China's ‘underground steel wall’ nuclear shelters could stop hypersonic missiles
The steel wall is a series of defence facilities located deep under mountains that can withstand bunker busting missiles.world Updated: Jan 14, 2019 17:40 IST
An octogenarian scientist who received China’s top science and technology award this month has said that the “underground steel great wall” created by him for missile bases located under mountains could withstand attacks from nuclear and hypersonic weapons.
Qian Hu, 82, called the steel wall China’s last line of defence and inseparable part of the country’s “no first strike” nuclear doctrine.
Attached to both the Chinese Academy of Sciences and the Chinese Academy of Engineering, Qian received the 2018 State Supreme Science and Technology Award during a conference at the Great Hall of the People in Beijing earlier this month.
In an interview to state media, Qian said if attacked with nuclear or futuristic hypersonic weapons, the protective wall will give China the ability to retaliate.
Calling China’s nuclear and missile arsenal “spears”, Qian said the development of the shield was an important follow-up to developing weapons.
“The development of the shield must closely follow the development of spears. Our defense engineering has evolved in a timely manner as attack weapons pose new challenges,” Qian told the Global Times.
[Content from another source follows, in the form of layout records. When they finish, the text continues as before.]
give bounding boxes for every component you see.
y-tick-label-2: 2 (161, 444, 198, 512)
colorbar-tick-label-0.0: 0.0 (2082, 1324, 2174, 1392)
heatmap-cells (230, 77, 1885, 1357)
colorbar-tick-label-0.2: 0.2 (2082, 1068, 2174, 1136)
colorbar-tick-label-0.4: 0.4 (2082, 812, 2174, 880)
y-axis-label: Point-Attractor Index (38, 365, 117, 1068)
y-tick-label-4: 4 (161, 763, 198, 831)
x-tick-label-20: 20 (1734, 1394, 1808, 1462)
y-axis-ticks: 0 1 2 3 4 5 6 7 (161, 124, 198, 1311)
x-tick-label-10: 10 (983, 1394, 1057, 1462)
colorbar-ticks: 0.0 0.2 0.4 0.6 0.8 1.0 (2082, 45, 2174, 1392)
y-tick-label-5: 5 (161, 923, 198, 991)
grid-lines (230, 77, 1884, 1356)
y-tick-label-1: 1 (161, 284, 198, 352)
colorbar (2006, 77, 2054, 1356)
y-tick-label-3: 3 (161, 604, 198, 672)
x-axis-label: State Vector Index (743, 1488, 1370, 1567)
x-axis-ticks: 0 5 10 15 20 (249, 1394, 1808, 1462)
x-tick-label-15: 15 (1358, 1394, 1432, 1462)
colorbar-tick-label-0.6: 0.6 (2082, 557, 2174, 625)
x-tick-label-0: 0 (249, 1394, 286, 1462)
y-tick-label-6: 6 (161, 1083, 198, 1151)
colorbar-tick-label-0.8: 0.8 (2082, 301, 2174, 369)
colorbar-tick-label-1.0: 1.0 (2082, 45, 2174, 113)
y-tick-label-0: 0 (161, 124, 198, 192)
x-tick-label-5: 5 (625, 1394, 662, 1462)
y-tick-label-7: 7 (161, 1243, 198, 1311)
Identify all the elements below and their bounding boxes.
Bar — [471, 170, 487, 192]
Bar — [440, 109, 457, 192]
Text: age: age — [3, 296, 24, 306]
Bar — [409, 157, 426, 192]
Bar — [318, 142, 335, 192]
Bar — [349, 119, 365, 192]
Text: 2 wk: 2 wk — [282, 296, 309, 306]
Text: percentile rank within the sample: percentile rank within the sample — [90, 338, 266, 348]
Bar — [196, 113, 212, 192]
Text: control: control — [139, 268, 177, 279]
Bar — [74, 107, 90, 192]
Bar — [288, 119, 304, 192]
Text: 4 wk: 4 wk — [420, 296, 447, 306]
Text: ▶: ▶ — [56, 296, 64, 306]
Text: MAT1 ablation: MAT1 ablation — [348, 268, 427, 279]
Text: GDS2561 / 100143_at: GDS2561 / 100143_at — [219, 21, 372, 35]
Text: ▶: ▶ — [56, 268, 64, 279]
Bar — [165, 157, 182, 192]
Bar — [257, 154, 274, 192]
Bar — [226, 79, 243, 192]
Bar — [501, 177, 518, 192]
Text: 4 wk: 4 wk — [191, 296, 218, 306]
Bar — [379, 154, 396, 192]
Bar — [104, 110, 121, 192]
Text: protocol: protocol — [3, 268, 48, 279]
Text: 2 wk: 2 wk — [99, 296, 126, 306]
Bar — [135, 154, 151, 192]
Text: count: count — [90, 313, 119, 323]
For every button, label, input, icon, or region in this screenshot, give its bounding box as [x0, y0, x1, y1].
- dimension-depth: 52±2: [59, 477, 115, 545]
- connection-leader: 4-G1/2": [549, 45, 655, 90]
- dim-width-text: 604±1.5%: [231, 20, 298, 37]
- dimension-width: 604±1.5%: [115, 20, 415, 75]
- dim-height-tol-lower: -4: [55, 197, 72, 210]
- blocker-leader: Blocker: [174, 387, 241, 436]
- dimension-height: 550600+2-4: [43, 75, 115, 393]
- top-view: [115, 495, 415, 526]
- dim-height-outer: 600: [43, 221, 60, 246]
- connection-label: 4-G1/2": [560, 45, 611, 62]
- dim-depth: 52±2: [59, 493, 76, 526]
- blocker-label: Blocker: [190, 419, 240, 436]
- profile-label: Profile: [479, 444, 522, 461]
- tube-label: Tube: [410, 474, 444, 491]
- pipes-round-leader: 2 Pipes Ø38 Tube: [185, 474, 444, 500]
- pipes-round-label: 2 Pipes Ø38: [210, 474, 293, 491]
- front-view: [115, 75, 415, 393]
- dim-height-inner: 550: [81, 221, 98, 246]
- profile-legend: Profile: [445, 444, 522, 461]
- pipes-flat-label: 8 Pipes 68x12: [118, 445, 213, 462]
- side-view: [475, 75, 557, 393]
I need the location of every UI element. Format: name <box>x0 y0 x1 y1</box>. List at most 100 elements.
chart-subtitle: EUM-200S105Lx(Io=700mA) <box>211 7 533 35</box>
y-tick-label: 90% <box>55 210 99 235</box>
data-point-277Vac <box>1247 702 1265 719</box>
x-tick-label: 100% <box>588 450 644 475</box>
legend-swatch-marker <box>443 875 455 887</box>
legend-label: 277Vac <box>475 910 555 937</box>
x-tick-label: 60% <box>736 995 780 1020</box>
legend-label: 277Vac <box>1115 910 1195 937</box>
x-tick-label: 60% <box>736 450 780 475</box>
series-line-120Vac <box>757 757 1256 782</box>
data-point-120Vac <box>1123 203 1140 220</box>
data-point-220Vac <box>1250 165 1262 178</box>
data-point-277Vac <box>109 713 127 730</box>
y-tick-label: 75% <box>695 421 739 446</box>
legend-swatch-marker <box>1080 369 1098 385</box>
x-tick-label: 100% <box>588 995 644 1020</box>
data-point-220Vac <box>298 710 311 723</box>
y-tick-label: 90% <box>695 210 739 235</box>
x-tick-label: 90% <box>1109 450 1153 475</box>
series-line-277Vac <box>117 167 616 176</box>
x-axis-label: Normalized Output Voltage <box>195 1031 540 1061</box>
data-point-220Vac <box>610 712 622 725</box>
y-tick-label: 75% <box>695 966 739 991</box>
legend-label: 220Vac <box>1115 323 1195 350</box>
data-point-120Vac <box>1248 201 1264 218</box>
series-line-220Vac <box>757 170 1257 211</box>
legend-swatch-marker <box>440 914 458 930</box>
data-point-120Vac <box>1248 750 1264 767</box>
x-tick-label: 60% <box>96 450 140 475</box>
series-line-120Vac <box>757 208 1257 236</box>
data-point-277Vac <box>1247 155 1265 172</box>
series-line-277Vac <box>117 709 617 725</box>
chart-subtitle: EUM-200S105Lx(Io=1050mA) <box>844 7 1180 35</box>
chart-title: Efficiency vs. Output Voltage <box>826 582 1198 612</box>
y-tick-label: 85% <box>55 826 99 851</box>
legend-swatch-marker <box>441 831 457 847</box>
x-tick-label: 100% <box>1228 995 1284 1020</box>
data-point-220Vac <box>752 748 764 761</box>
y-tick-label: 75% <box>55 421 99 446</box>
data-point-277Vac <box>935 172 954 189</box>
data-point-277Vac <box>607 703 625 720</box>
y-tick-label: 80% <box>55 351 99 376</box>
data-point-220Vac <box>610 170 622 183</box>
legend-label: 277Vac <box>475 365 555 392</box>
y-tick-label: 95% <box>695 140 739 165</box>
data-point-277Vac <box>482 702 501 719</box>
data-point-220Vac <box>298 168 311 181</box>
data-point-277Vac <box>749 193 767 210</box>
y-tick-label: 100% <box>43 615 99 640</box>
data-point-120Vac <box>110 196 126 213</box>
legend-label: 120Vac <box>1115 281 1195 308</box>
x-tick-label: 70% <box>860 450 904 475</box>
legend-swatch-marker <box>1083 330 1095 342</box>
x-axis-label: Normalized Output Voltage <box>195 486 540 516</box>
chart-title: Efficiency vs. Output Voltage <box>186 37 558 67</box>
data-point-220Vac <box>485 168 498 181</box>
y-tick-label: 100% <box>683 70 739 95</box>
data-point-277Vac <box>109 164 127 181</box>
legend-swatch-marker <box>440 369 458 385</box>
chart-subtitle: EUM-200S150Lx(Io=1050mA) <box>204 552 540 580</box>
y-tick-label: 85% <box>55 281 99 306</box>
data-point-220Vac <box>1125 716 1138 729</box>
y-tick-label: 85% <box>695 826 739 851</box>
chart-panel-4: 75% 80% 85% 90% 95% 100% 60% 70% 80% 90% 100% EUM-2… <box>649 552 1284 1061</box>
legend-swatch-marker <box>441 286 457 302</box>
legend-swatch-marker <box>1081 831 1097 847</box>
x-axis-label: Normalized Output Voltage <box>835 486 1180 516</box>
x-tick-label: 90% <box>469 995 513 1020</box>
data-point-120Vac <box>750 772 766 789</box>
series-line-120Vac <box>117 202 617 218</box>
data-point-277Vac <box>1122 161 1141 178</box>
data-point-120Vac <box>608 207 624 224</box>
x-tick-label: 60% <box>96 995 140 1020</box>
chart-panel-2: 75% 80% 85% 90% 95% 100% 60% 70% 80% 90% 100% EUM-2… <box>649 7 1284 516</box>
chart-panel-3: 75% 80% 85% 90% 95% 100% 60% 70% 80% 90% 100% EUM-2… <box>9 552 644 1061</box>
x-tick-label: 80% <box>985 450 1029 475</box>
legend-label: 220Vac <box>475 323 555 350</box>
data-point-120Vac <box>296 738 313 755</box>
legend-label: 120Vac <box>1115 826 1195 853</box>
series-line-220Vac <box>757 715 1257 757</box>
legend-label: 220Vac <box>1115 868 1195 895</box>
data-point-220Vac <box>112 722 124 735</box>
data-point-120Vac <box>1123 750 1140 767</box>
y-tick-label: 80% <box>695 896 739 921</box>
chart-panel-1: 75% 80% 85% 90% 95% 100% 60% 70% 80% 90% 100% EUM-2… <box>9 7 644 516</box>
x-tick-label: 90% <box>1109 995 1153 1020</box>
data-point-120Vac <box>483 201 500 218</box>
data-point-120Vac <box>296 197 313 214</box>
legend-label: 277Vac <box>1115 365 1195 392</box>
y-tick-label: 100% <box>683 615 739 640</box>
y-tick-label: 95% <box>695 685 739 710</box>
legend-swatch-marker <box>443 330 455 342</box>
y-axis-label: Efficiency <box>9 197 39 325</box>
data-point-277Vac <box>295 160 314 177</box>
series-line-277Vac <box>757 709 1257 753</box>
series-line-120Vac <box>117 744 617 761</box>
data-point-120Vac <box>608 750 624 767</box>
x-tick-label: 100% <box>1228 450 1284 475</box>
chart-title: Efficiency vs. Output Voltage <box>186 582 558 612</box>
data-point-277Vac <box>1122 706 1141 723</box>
“The ‘underground steel great wall” is a series of defence facilities located deep under mountains. While the mountain rock is thick enough to resist enemy attacks, entrances and exits of these facilities are often vulnerable and Qian’s work was to provide extra protection for these parts,” the report said.
“If other lines of defence including the strategic missile interception system, anti-missile system and air defense system fail to function against hypersonic missiles and recently developed bunker-busters, Qian’s work can still thwart such attacks,” it added.
“National defence challenges do not only emerge from the development of advanced attack weapons but are also a result of an unpredictable international environment,” Qian said.
“The defence facilities against nuclear explosions are steel underground great wall for our country,” Qian had said in an earlier interview with state news agency China News Service.
“If nuclear weapons such as atomic bombs are upgraded, so should our defence system. My goal has been to design a nuclear weapons-proof wall for my country,” he said.
Besides Qian, 82, Liu Yongtan, 83, also received 8 million yuan (US$1.2 million) for his contribution to developing China’s first high-frequency radar system.
“Liu’s latest research helped improve the accuracy of radar-detected signals and target detection even against the backdrop of sea clutter, atmospheric noise or radio signals. Under his direction, China’s first high-frequency radar system became a leader in target detection in the 1990s,” state media reported.